NICHOLAS IONIDES ATI SINGAPORE

Scheduled flights between Taiwan and the Philippines were restored last month after the two sides forged a tentative agreement on new air services. It ends a dispute lasting more than four months.

The agreement was signed on 28 January in Manila, allowing for flights to resume from 31 January. Regular flights did not resume for two weeks, however, as airlines worked to rearrange schedules.

Scheduled services were halted from the start of October, when Manila unilaterally cancelled a three-year-old air services agreement over alleged violations of its terms by Taipei-based China Airlines (CAL) and EVA Airways.

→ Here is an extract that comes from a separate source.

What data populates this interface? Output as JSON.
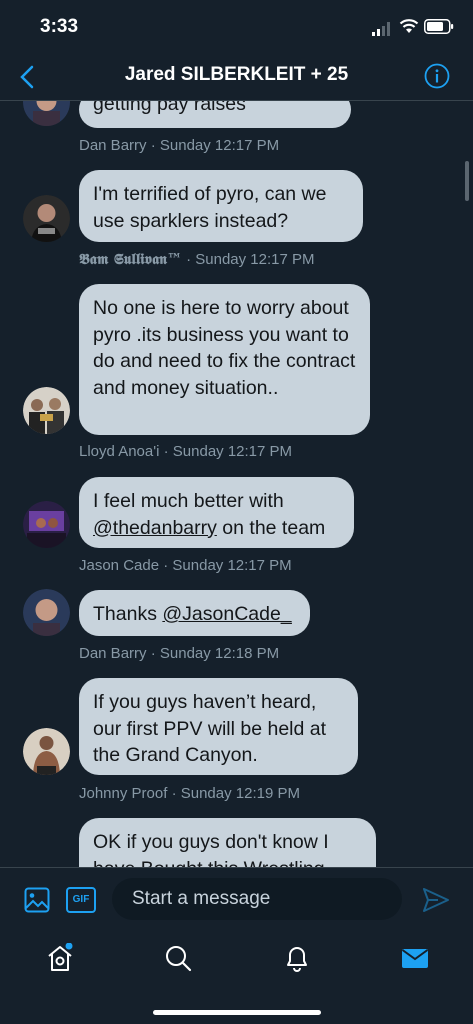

The Philippine Civil Aeronautics Board (CAB) accused the carriers of a number of violations of the 1996 agreement, with its main charge being that the airlines were carrying Philippines-Taiwan traffic onward to the USA - a so-called sixth freedom.

The CAB had demanded that a new agreement be drawn up to allow for just 3,000 passengers to be carried weekly between the Philippines and Taiwan by carriers from each side - down from 9,600 as allowed for in the 1996 accord. Taiwan refused, accusing the CAB of seeking to punish CAL and EVA to aid Philippine Airlines, which was put in receivership in mid-1998 under a debt of more than $2 billion.

Taiwan's CAA says that while the terms of the 1996 accord still officially apply, the interim agreement allows for 4,800 passengers a week to be carried between Taipei and Manila. It also allows for 4,800 passengers a week to be carried between other points, such as between Kaohsiung in Taiwan and Cebu in the Philippines.

The CAA adds that there are "no restrictions on sixth freedom" traffic in the interim agreement, and says further talks are to be held at a later date to work out additional unspecified details.